Quantos de nós pedem perdão a Deus na esperança de sermos poupados das consequências de nossos erros, mas não efetivamente nos arrependemos de termos praticado aquelas ações, pensamentos ou omissões pecaminosas? Quantos de nós não pensamos como o ladrão, que se arrepende do erro que permitiu que a polícia o pegasse, mas não de ter roubado, não de gostar de roubar? Vemos com a parábola que o filho pródigo não se arrepende somente de estar em meio aos porcos. Ele se arrepende plenamente de tudo, desde o momento em que tomou a equivocada decisão de exigir sua herança, de abandonar o seu pai, de vender suas roupas originais e de viver em função da diversão, da "felicidade", do hedonismo. Com esse arrependimento sadio, porém, ele não fica culpando-se e torturando-se, buscando formas de se punir por seus erros, ou purgar seus pecados. Ele simplesmente sai do chiqueiro. "Vá e não peques mais!" como já recomendou Cristo, sem jamais exigir que "pagássemos por nossos erros". Embora ele reconheça o tempo inteiro a condição indigna em que se colocou, ele caminha na estrada de retorno ao seu lar original. Ele não fica remoendo seus erros, nem parado, repetindo seus pecados, mas busca combatê-los.

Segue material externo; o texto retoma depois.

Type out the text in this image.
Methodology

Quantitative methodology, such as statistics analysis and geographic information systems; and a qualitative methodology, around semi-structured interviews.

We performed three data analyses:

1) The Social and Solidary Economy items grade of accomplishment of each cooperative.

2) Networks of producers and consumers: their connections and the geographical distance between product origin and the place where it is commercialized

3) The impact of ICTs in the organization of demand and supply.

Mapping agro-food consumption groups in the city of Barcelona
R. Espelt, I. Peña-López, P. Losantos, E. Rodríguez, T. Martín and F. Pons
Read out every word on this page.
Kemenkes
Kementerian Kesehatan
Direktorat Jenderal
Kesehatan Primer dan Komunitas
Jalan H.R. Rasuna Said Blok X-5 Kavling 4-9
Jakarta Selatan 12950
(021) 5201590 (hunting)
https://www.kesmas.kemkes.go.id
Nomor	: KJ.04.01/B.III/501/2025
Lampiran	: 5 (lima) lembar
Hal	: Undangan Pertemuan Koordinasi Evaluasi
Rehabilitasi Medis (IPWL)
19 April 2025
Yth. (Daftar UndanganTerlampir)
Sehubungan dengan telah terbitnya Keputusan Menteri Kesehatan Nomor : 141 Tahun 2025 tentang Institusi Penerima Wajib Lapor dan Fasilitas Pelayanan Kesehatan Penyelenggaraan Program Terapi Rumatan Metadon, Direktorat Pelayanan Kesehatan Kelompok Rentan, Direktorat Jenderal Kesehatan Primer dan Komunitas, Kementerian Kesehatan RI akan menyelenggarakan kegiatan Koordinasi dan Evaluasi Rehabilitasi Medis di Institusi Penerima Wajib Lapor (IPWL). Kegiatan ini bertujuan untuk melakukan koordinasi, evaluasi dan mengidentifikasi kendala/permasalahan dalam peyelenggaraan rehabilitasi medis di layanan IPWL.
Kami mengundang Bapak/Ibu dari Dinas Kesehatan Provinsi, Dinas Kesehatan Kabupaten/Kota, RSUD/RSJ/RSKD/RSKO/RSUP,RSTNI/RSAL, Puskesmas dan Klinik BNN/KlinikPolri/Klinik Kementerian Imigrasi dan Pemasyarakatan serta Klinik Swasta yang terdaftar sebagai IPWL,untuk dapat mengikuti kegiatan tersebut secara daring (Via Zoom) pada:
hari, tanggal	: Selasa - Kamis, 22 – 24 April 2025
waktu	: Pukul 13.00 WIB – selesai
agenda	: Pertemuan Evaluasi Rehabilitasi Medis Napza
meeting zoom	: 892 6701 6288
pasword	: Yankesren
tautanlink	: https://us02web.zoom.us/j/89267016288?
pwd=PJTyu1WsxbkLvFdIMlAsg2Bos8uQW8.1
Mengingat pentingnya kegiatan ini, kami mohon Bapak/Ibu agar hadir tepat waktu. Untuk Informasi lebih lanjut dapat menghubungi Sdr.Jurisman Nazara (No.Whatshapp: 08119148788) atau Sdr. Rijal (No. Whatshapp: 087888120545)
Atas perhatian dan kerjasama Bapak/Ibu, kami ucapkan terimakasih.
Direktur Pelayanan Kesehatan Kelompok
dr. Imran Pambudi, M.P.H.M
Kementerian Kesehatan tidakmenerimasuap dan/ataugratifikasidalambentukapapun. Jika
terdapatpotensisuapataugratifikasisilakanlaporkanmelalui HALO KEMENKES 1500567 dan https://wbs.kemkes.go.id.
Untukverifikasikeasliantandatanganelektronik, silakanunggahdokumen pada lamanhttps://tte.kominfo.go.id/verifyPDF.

Igualmente, reparem que os donos dos porcos deixavam que ele ficasse ali e até comesse os restos dos porcos. Com certeza, essa comida de porcos o salvou de uma situação pior, pois devia estar passando fome e enfraquecido por seus muitos erros. O que aconteceria se o filho mais novo, por "gratidão" ou por "amor" decidisse ficar no chiqueiro para sempre, recusando-se a reconhecer que errara em ter seguido um caminho que o levara até ali, de todas as suas decisões, sentimentos, valores, pensamentos e ações que o fizeram chegar àquele ponto? O arrependimento e o reconhecimento do seu verdadeiro estado incluem o reconhecimento dos falsos amores que nos salvam para nos rebaixarem, nos ajudam para nos limitar à vida de porcos. Inclui abandonar a vida de apascentar porcos e que nos coloca no nível destes mesmos porcos. Deus não nos fez para o sofrimento, para a dor, mas para a glória. Como veremos a frente, Ele não deseja nos punir, não deseja que vivamos um inferno disfarçado de amor.

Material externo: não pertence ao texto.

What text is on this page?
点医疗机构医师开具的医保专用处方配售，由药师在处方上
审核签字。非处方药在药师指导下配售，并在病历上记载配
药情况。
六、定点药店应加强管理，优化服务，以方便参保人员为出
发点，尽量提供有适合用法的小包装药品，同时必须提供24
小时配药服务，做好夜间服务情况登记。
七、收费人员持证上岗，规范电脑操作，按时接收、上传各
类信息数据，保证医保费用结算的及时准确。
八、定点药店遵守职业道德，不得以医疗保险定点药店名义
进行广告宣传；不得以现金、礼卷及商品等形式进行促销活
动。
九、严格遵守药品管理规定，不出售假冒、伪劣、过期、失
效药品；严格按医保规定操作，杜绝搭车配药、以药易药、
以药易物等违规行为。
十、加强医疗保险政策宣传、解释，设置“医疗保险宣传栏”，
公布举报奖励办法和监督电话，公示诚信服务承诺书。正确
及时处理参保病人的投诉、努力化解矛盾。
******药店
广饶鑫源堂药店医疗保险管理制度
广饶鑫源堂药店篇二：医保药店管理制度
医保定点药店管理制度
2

Na parábola, o pai representa Deus. Vejamos como suas ações são descritas e o que isto significa. "Estando ele ainda longe, seu pai o viu, encheu-se de compaixão e, correndo, lançou-se-lhe ao pescoço e o beijou." Dois ensinamentos estão contidos nesta passagem: 1) fala da descida de Deus ao mundo em Seu Filho Jesus Cristo, que sendo inteiramente homem e inteiramente Deus, é Deus que vem nos encontrar no meio da estrada. Deus "sai do céu" e vem nos encontrar aqui mesmo, na terra, enquanto ainda estamos "longe". Como o próprio Filho Pródigo, não temos mais forças nem mesmo para chegarmos ao nosso lar. Nosso pai tem que vir ao nosso encontro e nos dar suas próprias forças. 2) Deus não espera que estejamos limpos de nossos muitos pecados para nos amar e vir ao nosso encontro. "Estando ele ainda longe" mostra que com um mero arrependimento sincero, não importa o número e gravidade de nossos pecados, em que tipo de sujeira nos metemos, Deus vem ao nosso encontro, nos abraça e beija como filhos.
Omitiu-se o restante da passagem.